Not every American is embracing an artificial-intelligence based future. In fact, it appears that most have more than a few concerns.
Reason Magazines notes a Reuter’s poll with bombshell results. 61% of Americans feel that the new technology could threaten the future of civilization, while 69% are worried about AI’s general negative effects.
And a separate YouGov poll projects that Americans want to pump the breaks on AI entirely, at least for six months. 70% felt that a half year pause on developing all things AI would be prescient.
These polls reflect the turning tide of some key tech CEOs, whose take on the topic might surprise you. Apple’s Steve Wozniak and Tesla maven Elon Musk lent their names to an open letter saying, “AI systems with human-competitive intelligence can pose profound risks to society and humanity. AI labs should be immediately paused for at least 6 months the training of AI systems more powerful than GPT-4.”
Read between the lines? Two of the more powerful tech players publicly profess that they won’t be aiming to reflexively implement AI into their technology devices in the very near future. When players in the tech world says something is moving too fast, they most likely see repercussions that even the public isn’t aware of yet. It’s just a letter, but it’s a letter that prints the entire direction of the technology sector as AI becomes all the more prevalent.

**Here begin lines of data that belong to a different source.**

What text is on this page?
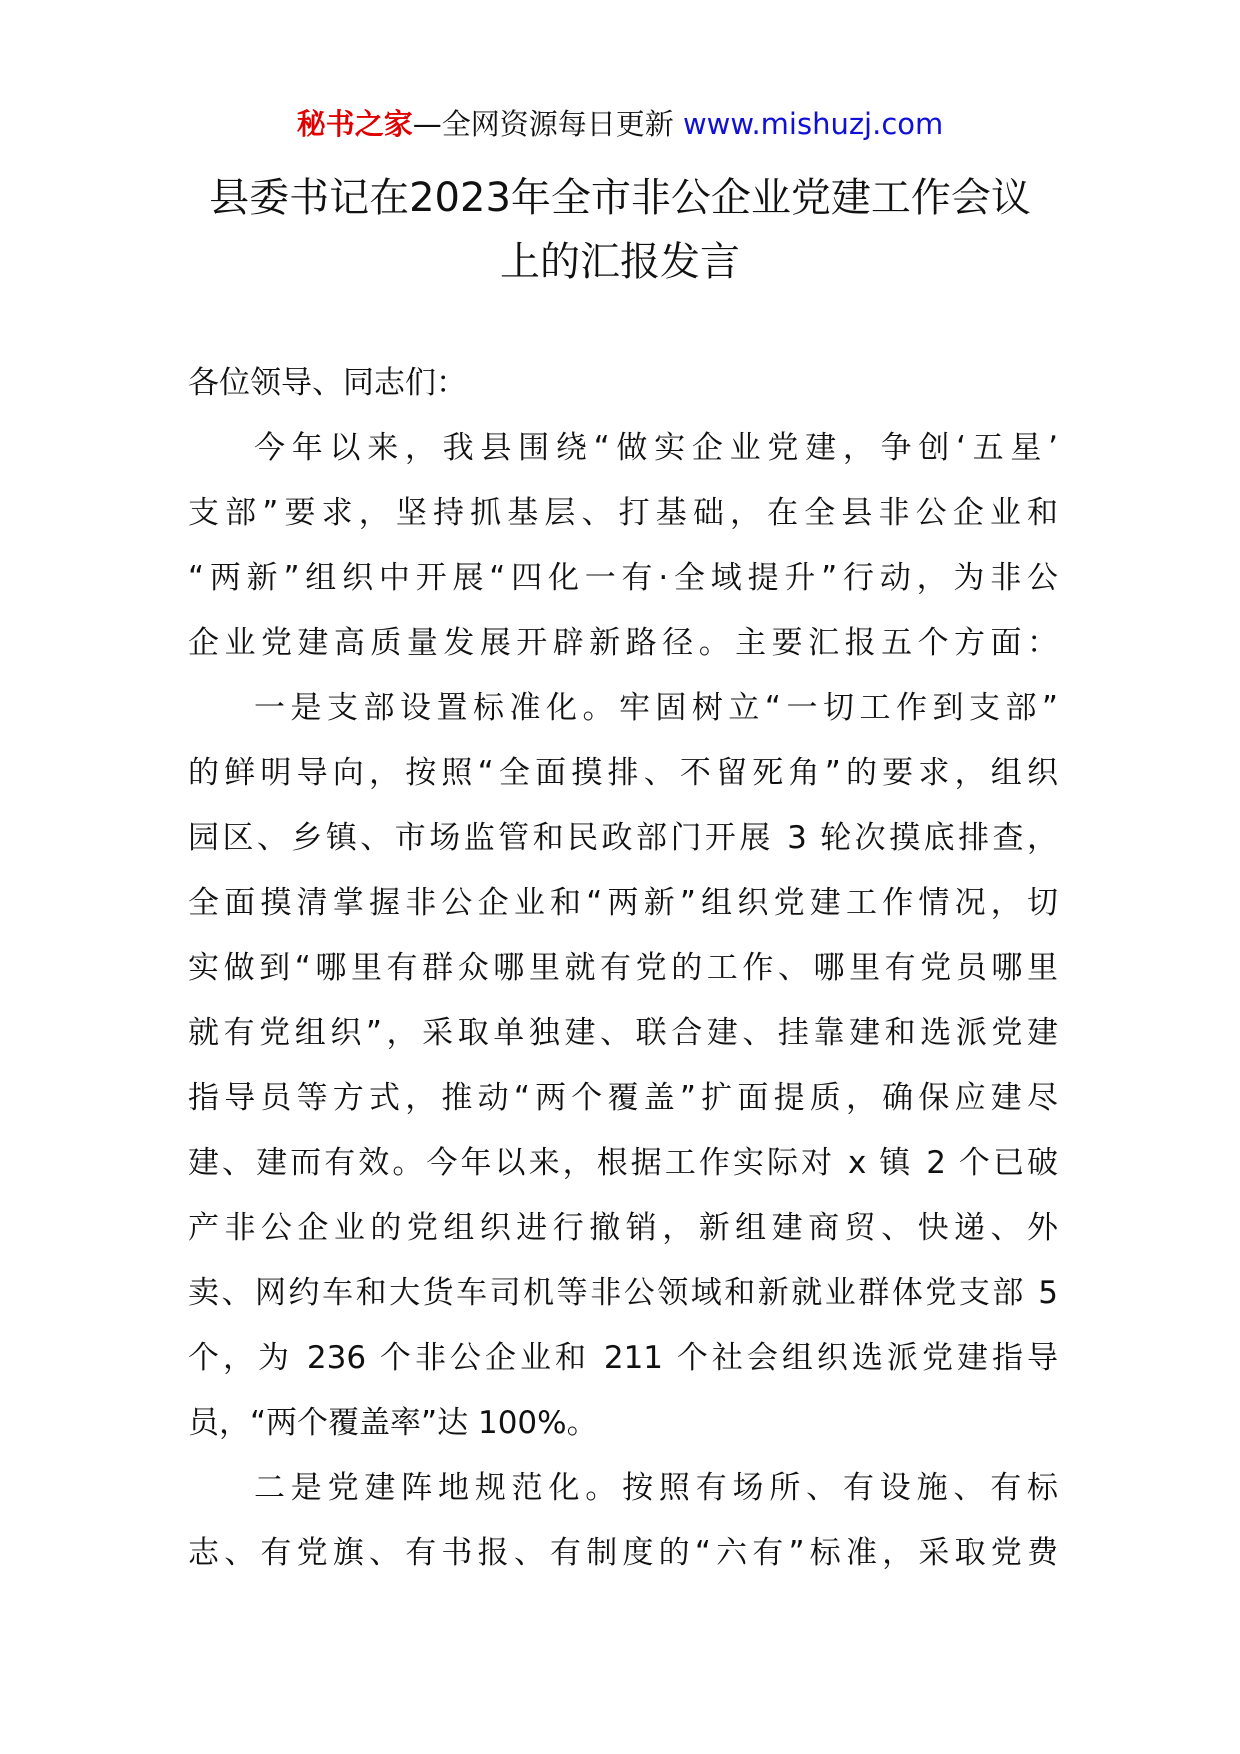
秘书之家—全网资源每日更新 www.mishuzj.com
县委书记在2023年全市非公企业党建工作会议
上的汇报发言
各位领导、同志们：
今年以来，我县围绕“做实企业党建，争创‘五星’
支部”要求，坚持抓基层、打基础，在全县非公企业和
“两新”组织中开展“四化一有·全域提升”行动，为非公
企业党建高质量发展开辟新路径。主要汇报五个方面：
一是支部设置标准化。牢固树立“一切工作到支部”
的鲜明导向，按照“全面摸排、不留死角”的要求，组织
园区、乡镇、市场监管和民政部门开展 3 轮次摸底排查，
全面摸清掌握非公企业和“两新”组织党建工作情况，切
实做到“哪里有群众哪里就有党的工作、哪里有党员哪里
就有党组织”，采取单独建、联合建、挂靠建和选派党建
指导员等方式，推动“两个覆盖”扩面提质，确保应建尽
建、建而有效。今年以来，根据工作实际对 x 镇 2 个已破
产非公企业的党组织进行撤销，新组建商贸、快递、外
卖、网约车和大货车司机等非公领域和新就业群体党支部 5
个，为 236 个非公企业和 211 个社会组织选派党建指导
员，“两个覆盖率”达 100%。
二是党建阵地规范化。按照有场所、有设施、有标
志、有党旗、有书报、有制度的“六有”标准，采取党费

Robin Hanson, an economics professor at George Mason put it this way: “Whenever a technology threatens to make fundamental changes to society, then people get much more scared. Think genetic engineering or nuclear energy.” He sort of says this with a shrug. But here’s the problem. Nuclear energy has killed hundreds of thousands of people. It’s a technology that has, objectively, made our world more dangerous.
Looks like a bleak future for the working world.
I would like to question whether we should revert to old technology because the new technogy may disrupt the way we live and work. I will illustrate with questions.
Word processors. Should we ditch word processors for the typing pool?
Telephones: Should we remove automatic telephone exchanges and cell phonez and reintroduce operators to route through telephone lines?
Internet: get rid of the internet. Replace with fax machines, telex machines, telegrams? Why not replace with snail mail as the dominant source of communications? Why not replace that with semaphore stations? Better still replace that with smoke signals?
Agriculture: get rid of combine harvesters. Replace with people swinging sickles and reapers. Bring back the oxcart and plough.
In all these cases people havw been displaced from the old jobs. New jobs are formed. The disruptions have not resulted in a permanent underclass. We have been liberated to do other kindsof jobs.
To what limit do you stop technological progress? Do want to work in the fields and manually harvest crops. Do you want to work in a typing pool all day where instead everyone in the office is empowered to make professional documents?
I put these points out there that people had to move to new opportunities when the staus quo was disrupted.
There wasn’t an underclass perpetuated from the old ways of agriculture to today. Those who worked on farms went to work in the city’s factories for better opportunities.
Look at those jobs involved with the internet. 30 years ago, those jobs never existed.
New disruptions, new ways of doing things.
Furthermore I bet you that you wouldn’t want to miss out the mod cons of life and work if we revert to old technology.